Acceptable classification accuracy for identification of patients with severe coronary artery disease in the training dataset was achieved on cross fold validation based on 31 unique geometric and kinematic features, with a specificity of 92.7% and a sensitivity of 84.4%.
This accuracy was maintained in the independent validation dataset. The use of the AI classification tool by clinicians increased inter-reader agreement and confidence as well as sensitivity for detection of disease by 10% to achieve an AUROC of 0.93.
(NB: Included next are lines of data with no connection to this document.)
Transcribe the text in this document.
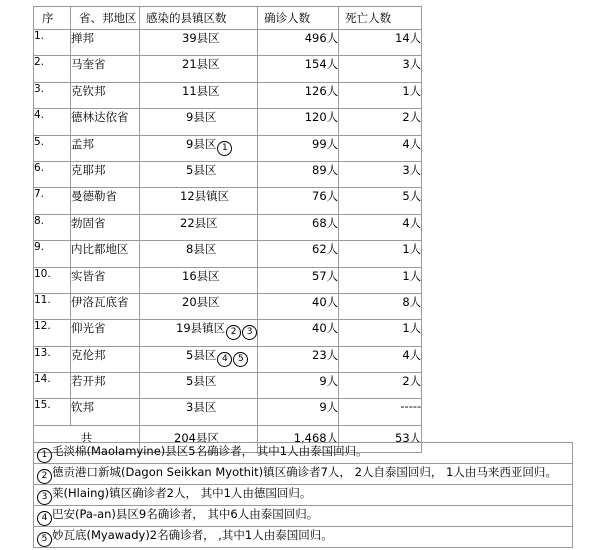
序	省、邦地区	感染的县镇区数	确诊人数	死亡人数
1.	掸邦	39县区	496人	14人
2.	马奎省	21县区	154人	3人
3.	克钦邦	11县区	126人	1人
4.	德林达依省	9县区	120人	2人
5.	孟邦	9县区 1	99人	4人
6.	克耶邦	5县区	89人	3人
7.	曼德勒省	12县镇区	76人	5人
8.	勃固省	22县区	68人	4人
9.	内比都地区	8县区	62人	1人
10.	实皆省	16县区	57人	1人
11.	伊洛瓦底省	20县区	40人	8人
12.	仰光省	19县镇区 2 3	40人	1人
13.	克伦邦	5县区 4 5	23人	4人
14.	若开邦	5县区	9人	2人
15.	钦邦	3县区	9人	-----
共		204县区	1,468人	53人
1 毛淡棉(Maolamyine)县区5名确诊者， 其中1人由泰国回归。
2 德贡港口新城(Dagon Seikkan Myothit)镇区确诊者7人， 2人自泰国回归， 1人由马来西亚回归。
3 莱(Hlaing)镇区确诊者2人， 其中1人由德国回归。
4 巴安(Pa-an)县区9名确诊者， 其中6人由泰国回归。
5 妙瓦底(Myawady)2名确诊者， ,其中1人由泰国回归。
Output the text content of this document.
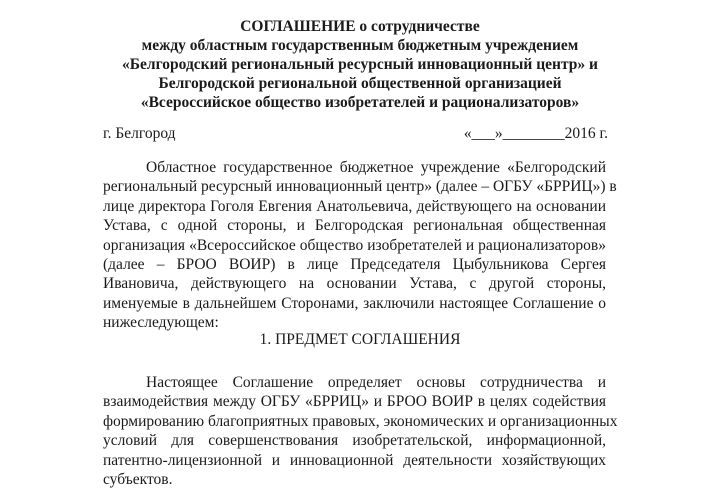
СОГЛАШЕНИЕ о сотрудничестве
между областным государственным бюджетным учреждением
«Белгородский региональный ресурсный инновационный центр» и
Белгородской региональной общественной организацией
«Всероссийское общество изобретателей и рационализаторов»
г. Белгород	«___»________2016 г.
Областное государственное бюджетное учреждение «Белгородский
региональный ресурсный инновационный центр» (далее – ОГБУ «БРРИЦ») в
лице директора Гоголя Евгения Анатольевича, действующего на основании
Устава, с одной стороны, и Белгородская региональная общественная
организация «Всероссийское общество изобретателей и рационализаторов»
(далее – БРОО ВОИР) в лице Председателя Цыбульникова Сергея
Ивановича, действующего на основании Устава, с другой стороны,
именуемые в дальнейшем Сторонами, заключили настоящее Соглашение о
нижеследующем:
1. ПРЕДМЕТ СОГЛАШЕНИЯ
Настоящее Соглашение определяет основы сотрудничества и
взаимодействия между ОГБУ «БРРИЦ» и БРОО ВОИР в целях содействия
формированию благоприятных правовых, экономических и организационных
условий для совершенствования изобретательской, информационной,
патентно-лицензионной и инновационной деятельности хозяйствующих
субъектов.
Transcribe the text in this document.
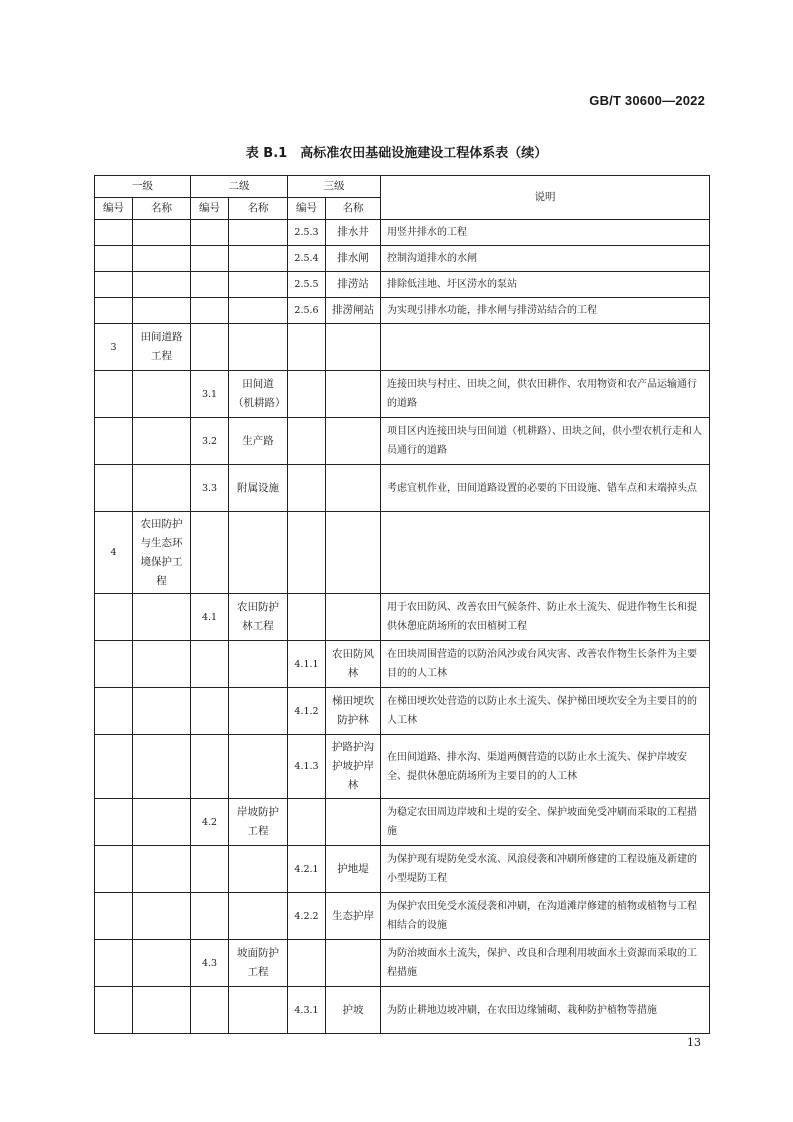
GB/T 30600—2022
表 B.1　高标准农田基础设施建设工程体系表（续）
一级		二级		三级		说明
编号	名称	编号	名称	编号	名称	
				2.5.3	排水井	用竖井排水的工程
				2.5.4	排水闸	控制沟道排水的水闸
				2.5.5	排涝站	排除低洼地、圩区涝水的泵站
				2.5.6	排涝闸站	为实现引排水功能，排水闸与排涝站结合的工程
3	田间道路工程					
		3.1	田间道（机耕路）			连接田块与村庄、田块之间，供农田耕作、农用物资和农产品运输通行的道路
		3.2	生产路			项目区内连接田块与田间道（机耕路）、田块之间，供小型农机行走和人员通行的道路
		3.3	附属设施			考虑宜机作业，田间道路设置的必要的下田设施、错车点和末端掉头点
4	农田防护与生态环境保护工程					
		4.1	农田防护林工程			用于农田防风、改善农田气候条件、防止水土流失、促进作物生长和提供休憩庇荫场所的农田植树工程
				4.1.1	农田防风林	在田块周围营造的以防治风沙或台风灾害、改善农作物生长条件为主要目的的人工林
				4.1.2	梯田埂坎防护林	在梯田埂坎处营造的以防止水土流失、保护梯田埂坎安全为主要目的的人工林
				4.1.3	护路护沟护坡护岸林	在田间道路、排水沟、渠道两侧营造的以防止水土流失、保护岸坡安全、提供休憩庇荫场所为主要目的的人工林
		4.2	岸坡防护工程			为稳定农田周边岸坡和土堤的安全、保护坡面免受冲刷而采取的工程措施
				4.2.1	护地堤	为保护现有堤防免受水流、风浪侵袭和冲刷所修建的工程设施及新建的小型堤防工程
				4.2.2	生态护岸	为保护农田免受水流侵袭和冲刷，在沟道滩岸修建的植物或植物与工程相结合的设施
		4.3	坡面防护工程			为防治坡面水土流失，保护、改良和合理利用坡面水土资源而采取的工程措施
				4.3.1	护坡	为防止耕地边坡冲刷，在农田边缘铺砌、栽种防护植物等措施
13
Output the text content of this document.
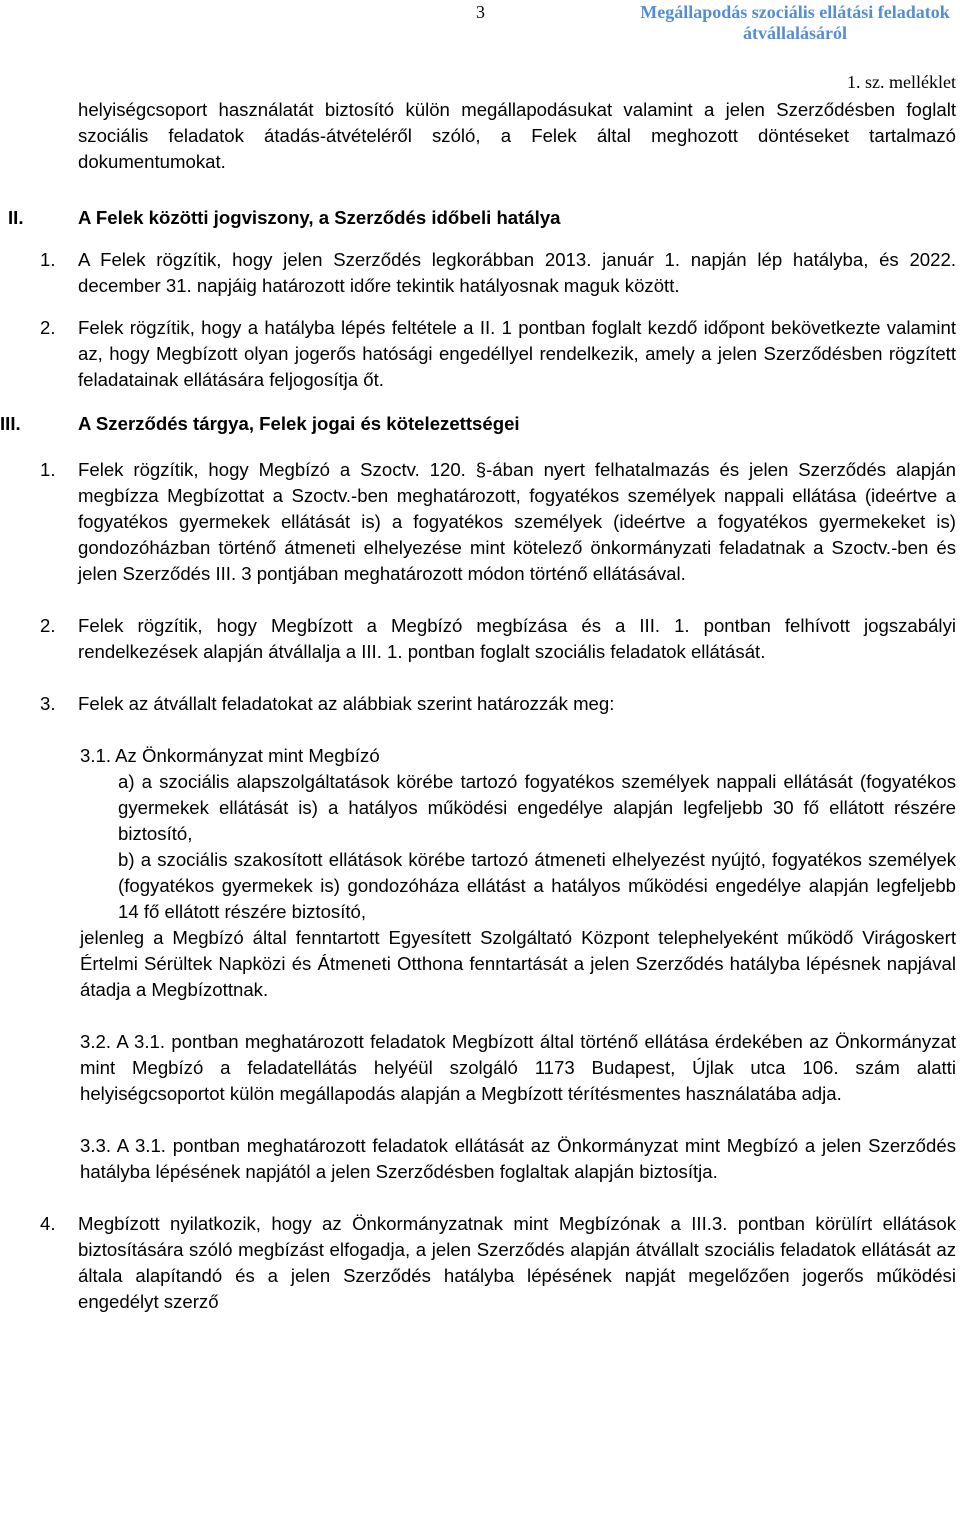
3	Megállapodás szociális ellátási feladatok átvállalásáról
1. sz. melléklet

helyiségcsoport használatát biztosító külön megállapodásukat valamint a jelen Szerződésben foglalt szociális feladatok átadás-átvételéről szóló, a Felek által meghozott döntéseket tartalmazó dokumentumokat.

II.	A Felek közötti jogviszony, a Szerződés időbeli hatálya

1. A Felek rögzítik, hogy jelen Szerződés legkorábban 2013. január 1. napján lép hatályba, és 2022. december 31. napjáig határozott időre tekintik hatályosnak maguk között.

2. Felek rögzítik, hogy a hatályba lépés feltétele a II. 1 pontban foglalt kezdő időpont bekövetkezte valamint az, hogy Megbízott olyan jogerős hatósági engedéllyel rendelkezik, amely a jelen Szerződésben rögzített feladatainak ellátására feljogosítja őt.

III.	A Szerződés tárgya, Felek jogai és kötelezettségei

1. Felek rögzítik, hogy Megbízó a Szoctv. 120. §-ában nyert felhatalmazás és jelen Szerződés alapján megbízza Megbízottat a Szoctv.-ben meghatározott, fogyatékos személyek nappali ellátása (ideértve a fogyatékos gyermekek ellátását is) a fogyatékos személyek (ideértve a fogyatékos gyermekeket is) gondozóházban történő átmeneti elhelyezése mint kötelező önkormányzati feladatnak a Szoctv.-ben és jelen Szerződés III. 3 pontjában meghatározott módon történő ellátásával.

2. Felek rögzítik, hogy Megbízott a Megbízó megbízása és a III. 1. pontban felhívott jogszabályi rendelkezések alapján átvállalja a III. 1. pontban foglalt szociális feladatok ellátását.

3. Felek az átvállalt feladatokat az alábbiak szerint határozzák meg:

3.1. Az Önkormányzat mint Megbízó

a) a szociális alapszolgáltatások körébe tartozó fogyatékos személyek nappali ellátását (fogyatékos gyermekek ellátását is) a hatályos működési engedélye alapján legfeljebb 30 fő ellátott részére biztosító,

b) a szociális szakosított ellátások körébe tartozó átmeneti elhelyezést nyújtó, fogyatékos személyek (fogyatékos gyermekek is) gondozóháza ellátást a hatályos működési engedélye alapján legfeljebb 14 fő ellátott részére biztosító,

jelenleg a Megbízó által fenntartott Egyesített Szolgáltató Központ telephelyeként működő Virágoskert Értelmi Sérültek Napközi és Átmeneti Otthona fenntartását a jelen Szerződés hatályba lépésnek napjával átadja a Megbízottnak.

3.2. A 3.1. pontban meghatározott feladatok Megbízott által történő ellátása érdekében az Önkormányzat mint Megbízó a feladatellátás helyéül szolgáló 1173 Budapest, Újlak utca 106. szám alatti helyiségcsoportot külön megállapodás alapján a Megbízott térítésmentes használatába adja.

3.3. A 3.1. pontban meghatározott feladatok ellátását az Önkormányzat mint Megbízó a jelen Szerződés hatályba lépésének napjától a jelen Szerződésben foglaltak alapján biztosítja.

4. Megbízott nyilatkozik, hogy az Önkormányzatnak mint Megbízónak a III.3. pontban körülírt ellátások biztosítására szóló megbízást elfogadja, a jelen Szerződés alapján átvállalt szociális feladatok ellátását az általa alapítandó és a jelen Szerződés hatályba lépésének napját megelőzően jogerős működési engedélyt szerző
Figure 1. Novel Artificial Intelligence–Derived Features Improve Coronary Disease Classification Novel quantitative features of regional wall motion can be implemented into machine learning classifiers to assist and enhance clinician performance during interpretation of stress echocardiography in the investigation of coronary artery disease. AI = artificial intelligence; AUROC = area under the receiver-operating characteristic curve; CAD = coronary artery disease; SE = stress echocardiography.
Automated analysis of stress echocardiograms is possible using artificial intelligence, and provision of automated classifications to clinicians when reading stress echocardiograms using EchoGo Pro could improve accuracy, inter-reader agreement and reader confidence.